BAB I.
PENDAHULUAN.
A. Latar Belakang .
Perlindungan korban
kejahatan dalam sistem hukum nasional nampaknya belum memperoleh perhatian serius. Hal ini terlihat
dari masih sedikitnya hak-hak korban kejahatan
memperoleh pengaturan dalam perundang-undangan nasional. Adanya ketidak seimbangan antara perlindungan korban
kejahatan dengan pelaku kejahatan pada dasarnya
merupakan salah satu pengingkaran dari asas setiap warga negara bersamaan kedudukannya dalam hukum dan pemerintahan,
sebagaimana diamanatkan oleh Undangundang Dasar 1945, sebagai landasan
konstitusional. Selama ini muncul pandangan yang menyebutkan pada saat pelaku kejahatan telah
diperiksa, diadili dan dijatuhi hukuman pidana,
maka pada saat itulah perlindungan terhadap korban telah diberikan, padahal pendapat demikian tidak sepenuhnya benar.
Melalui penelusuran
berbagai literatur, baik nasional maupun internasional, penulis mencoba untuk melihat bagaimana
seharusnya korban kejahatan memperoleh perlindungan
hukum serta bagaimana sistem hukum nasional selama ini mengatur perihal perlindungan kepada korban kejahatan. Dalam
beberapa perundang-undang nasional permasalahan
perlindungan korban kejahatan memang sudah diatur namun sifatnya masih parsial dan tidak berlaku secara umum
untuk semua korban kejahatan.
Dengan adanya
berbagai permasalahan mengenai jenis korban dalam kehidupan masyarakat, maka ini pulalah yang
melatarbelakangi lahirnya cabang ilmu baru yang disebut dengan “viktimologi.” Viktimologi atau
victimology (istilah dalam bahasa Inggris)
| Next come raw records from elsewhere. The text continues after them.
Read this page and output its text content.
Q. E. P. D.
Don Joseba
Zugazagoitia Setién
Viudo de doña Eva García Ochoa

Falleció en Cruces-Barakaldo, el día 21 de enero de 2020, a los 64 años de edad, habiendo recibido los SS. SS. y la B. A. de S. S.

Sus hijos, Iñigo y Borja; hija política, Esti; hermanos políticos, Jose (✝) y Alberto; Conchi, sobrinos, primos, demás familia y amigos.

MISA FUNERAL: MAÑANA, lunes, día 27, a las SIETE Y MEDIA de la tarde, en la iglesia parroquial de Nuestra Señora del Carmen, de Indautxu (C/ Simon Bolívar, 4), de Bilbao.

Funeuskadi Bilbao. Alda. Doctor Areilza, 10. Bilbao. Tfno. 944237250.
berasal dari istilah Latin, yaitu victima yang berarti korban, sedangkan logos yang berarti ilmu pengetahuan. Maka secara
singkat, viktimologi adalah ilmu yang mempelajari
korban dari berbagai aspek.
Walaupun disadari,
bahwa korban-korban kejahatan itu, disatu pihak dapat terjadi karena perbuatan/tindakan seseorang (orang
lain), seperti korban pencurian, pembunuhan dan sebagainya (yang lazimnya disebut sebagai
korban kejahatan), dan dilain pihak, korban
dapat pula terjadi oleh karena peristiwa alam yang berada di luar “jangkauan” manusia (yang lazimnya disebut sebagai korban
bencana alam), yaitu seperti korban letusan
gunung berapi, korban banjir, korban gempa bumi dan lain-lain.
Walaupun kategori
korban di atas sungguh-sungguh terjadi berdasarkan realita, akan tetapi menurut Andi Mattalatta,
pengertian korban yang mendasari lahirnya kajian viktimologi, pada awalnya hanya terbatas pada
korban kejahatan. Maka atas dasar ini pulalah,
tanpa mengecilkan arti dari upaya pengkajian jenis korban selain dari korban kejahatan yang ada dalam masyarakat tersebut,
pengkajian masalah korban dalam tulisan ini
hanya difokuskan pada jenis korban yang timbul sebagai akibat dari pelanggaran terhadap ketentuan hukum pidana materil, yang
lazimnya, seperti yang disebutkan di atas disebut sebagai korban kejahatan. Korban dalam
konteks ini merupakan korban dalam pengertian
yang konvensional dan sekaligus sebagai cikal bakal yang menjadi objek kajian pada awal lahirnya viktimologi (klasik).
Setiap terjadi
kejahatan maka dapat dipastikan akan menimbulkan kerugian pada korbannya. Korban kejahatan harus menanggung
kerugian karena kejahatan, baik materiil maupun imateriil. Korban kejahatan yang pada
dasarnya merupakan pihak yang paling menderita dalam suatu tindak pidana, tidak
memperoleh perlindungan sebanyak yang diberikan
oleh undang-undang kepada pelaku kejahatan. Akibatnya, pada saat pelaku kejahatan telah dijatuhi sanksi pidana oleh
pengadilan, kondisi korban kejahatan tidak dipedulikan
Dalam penyelesaian perkara pidana, sering kali hukum terlalu
mengedepankan hak-hak
tersangka/terdakwa, sementara hak-hak korban diabaikan, sebagaimana dikemukakan oleh Andi Hamzah: “Dalam membahas
hukum acara pidana khususnya yang
berkaitan dengan hak-hak asasi manusia, ada kecenderungan untuk mengupas halhal
yang berkaitan dengan hak-hak tersangka tanpa memperhatikan pula hak-hak para korban.” .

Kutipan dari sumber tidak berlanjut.